The grim truth is that self-immolation is making something of a revival as a leftwing protest tactic in the United States. David Buckel, an environmental activist, self-immolated in Brooklyn’s Prospect Park in protest of the climate crisis in 2018. Another climate activist, Wynn Bruce, took his own life in the same manner on the steps of the US supreme court in 2022. Nor is Bushnell the first protester to self-immolate in protest of Israel’s war on Gaza: a woman set herself on fire outside the Israeli consulate in Atlanta in December; police say that a Palestinian flag was found at the scene.
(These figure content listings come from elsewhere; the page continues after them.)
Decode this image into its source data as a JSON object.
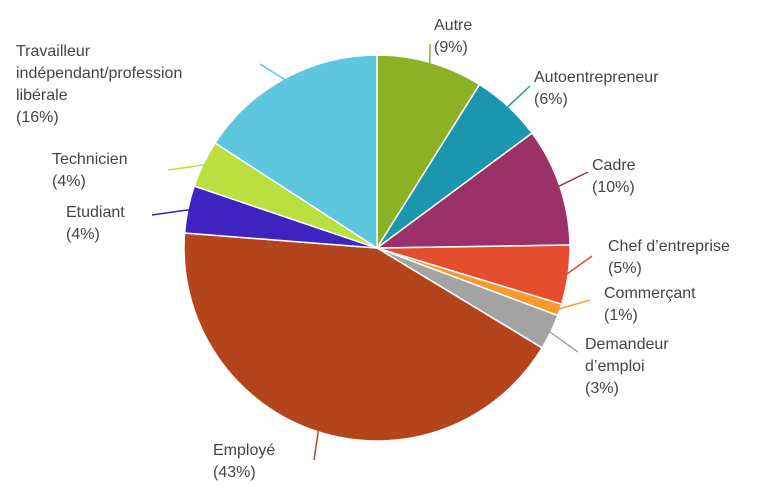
{
  "chart_data": {
    "type": "pie",
    "title": "",
    "start_angle_deg": 0,
    "direction": "clockwise",
    "legend": "none (labels outside with leader lines)",
    "slices": [
      {
        "name": "Autre",
        "value": 9,
        "color": "#8db125",
        "label_lines": [
          "Autre",
          "(9%)"
        ]
      },
      {
        "name": "Autoentrepreneur",
        "value": 6,
        "color": "#1c95ae",
        "label_lines": [
          "Autoentrepreneur",
          "(6%)"
        ]
      },
      {
        "name": "Cadre",
        "value": 10,
        "color": "#9b3167",
        "label_lines": [
          "Cadre",
          "(10%)"
        ]
      },
      {
        "name": "Chef d'entreprise",
        "value": 5,
        "color": "#e54d2f",
        "label_lines": [
          "Chef d’entreprise",
          "(5%)"
        ]
      },
      {
        "name": "Commerçant",
        "value": 1,
        "color": "#f79a2d",
        "label_lines": [
          "Commerçant",
          "(1%)"
        ]
      },
      {
        "name": "Demandeur d'emploi",
        "value": 3,
        "color": "#a3a3a3",
        "label_lines": [
          "Demandeur",
          "d’emploi",
          "(3%)"
        ]
      },
      {
        "name": "Employé",
        "value": 43,
        "color": "#b4441c",
        "label_lines": [
          "Employé",
          "(43%)"
        ]
      },
      {
        "name": "Etudiant",
        "value": 4,
        "color": "#3e23c0",
        "label_lines": [
          "Etudiant",
          "(4%)"
        ]
      },
      {
        "name": "Technicien",
        "value": 4,
        "color": "#b9e03e",
        "label_lines": [
          "Technicien",
          "(4%)"
        ]
      },
      {
        "name": "Travailleur indépendant/profession libérale",
        "value": 16,
        "color": "#5cc7df",
        "label_lines": [
          "Travailleur",
          "indépendant/profession",
          "libérale",
          "(16%)"
        ]
      }
    ]
  }
}
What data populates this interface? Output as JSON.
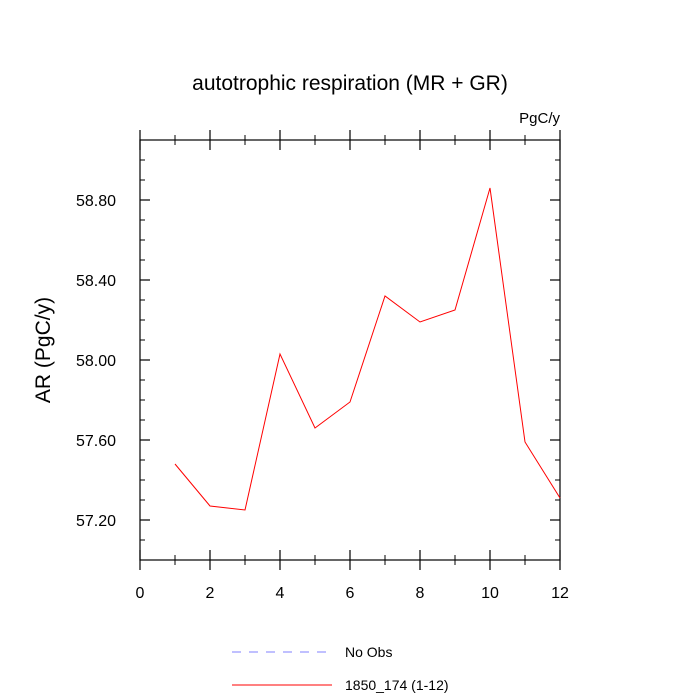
{
  "chart_data": {
    "type": "line",
    "title": "autotrophic respiration (MR + GR)",
    "units": "PgC/y",
    "ylabel": "AR  (PgC/y)",
    "xlabel": "",
    "xlim": [
      0,
      12
    ],
    "ylim": [
      57.0,
      59.1
    ],
    "x_ticks": [
      0,
      2,
      4,
      6,
      8,
      10,
      12
    ],
    "x_tick_labels": [
      "0",
      "2",
      "4",
      "6",
      "8",
      "10",
      "12"
    ],
    "y_ticks": [
      57.2,
      57.6,
      58.0,
      58.4,
      58.8
    ],
    "y_tick_labels": [
      "57.20",
      "57.60",
      "58.00",
      "58.40",
      "58.80"
    ],
    "grid": false,
    "legend_position": "bottom",
    "series": [
      {
        "name": "1850_174 (1-12)",
        "color": "#ff0000",
        "style": "solid",
        "x": [
          1,
          2,
          3,
          4,
          5,
          6,
          7,
          8,
          9,
          10,
          11,
          12
        ],
        "values": [
          57.48,
          57.27,
          57.25,
          58.03,
          57.66,
          57.79,
          58.32,
          58.19,
          58.25,
          58.86,
          57.59,
          57.31
        ]
      }
    ],
    "legend": [
      {
        "label": "No Obs",
        "color": "#8080ff",
        "style": "dashed"
      },
      {
        "label": "1850_174 (1-12)",
        "color": "#ff0000",
        "style": "solid"
      }
    ]
  }
}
The revival of this tactic might be best understood as a product of our sclerotic political system, one which has long seemed impervious to less gruesome acts of protest. The self-immolation of the Tunisian street vendor Mohamed Bouazizi in December 2010 prompted the Arab Spring and opened a decade of resurgent leftwing political activism, one that included such American social movements as Occupy Wall Street, #MeToo, Black Lives Matter, and a new infusion of energy into the labor movement. But more than a decade on, these protest movements have achieved few substantial gains. The Democratic party has moved marginally to the left, but remains unable to enact policy and is beholden to an overstretched coalition; neither racial justice, nor the climate crisis, nor economic inequality have received the sustained attention of the ruling class. Under such circumstances, political despair is inevitable, and a sense of the futility of existing avenues of dissent is not unreasonable. Maybe these are the conditions that make something so terrible as a protest suicide seem useful.

The horrible question, now, is whether such a horrible sacrifice will actually affect policy, or whether it will be calmly assimilated into the status quo. Self-immolations always make a moral statement; it is unclear whether they make a material difference.

America is no stranger to political violence. But usually, it comes from the right. Mass shootings are routinely carried out in public in America by men with far-right political agendas, who massacre church worshippers, grocery shoppers or high school students in the service of a cause; the death toll from these explicitly political atrocities has been assimilated into our social fabric, hardly registered as assaults made on behalf of a movement. Meanwhile, far-right militias, from the polo-wearing Proud Boys to the masked and khakied Patriot Front, hold parades meant to intimidate their political enemies and the populations they consider undesirable. Sometimes, they threaten or beat people; sometimes, they surround state capitols with guns on display. Once, they stormed the Capitol. Rightwing political violence is likely to shape the 2024 election, and barring the emergence of a dramatically different political settlement, it will be a feature of American life for the foreseeable future.

But the left, by contrast, is a much less violent group. There was incidental property violence at Occupy and during the 2020 Black Lives Matter protests; every now and then, during the Trump administration, some black-clad anarchists would show up at a Nazi rally and throw a punch. But this violence is sporadic, not programmatic; it is neither a primary feature nor an end of the American left. Self-immolations are an exception: a kind of violence the left commits. But these, too, are different from rightwing violence in one morally crucial respect: those who commit self-immolation do not kill anyone but themselves.

Why has the left not produced more political violence? You would think that the more violent side would be the more desperate side – the ones who are always losing. Perhaps the gap is simply because conservatives are so heavily armed.

But I also like to think that violence is often not compatible with leftwing projects – which are, after all, about human value and dignity, about principle and repair, about a better future. However foreclosed the possibilities seem, however hopeless the struggle for justice may appear, there remains a possibility for a better world so long as those of us committed to one remain here on earth, struggling. It is our loss that Aaron Bushnell is no longer here to struggle with us.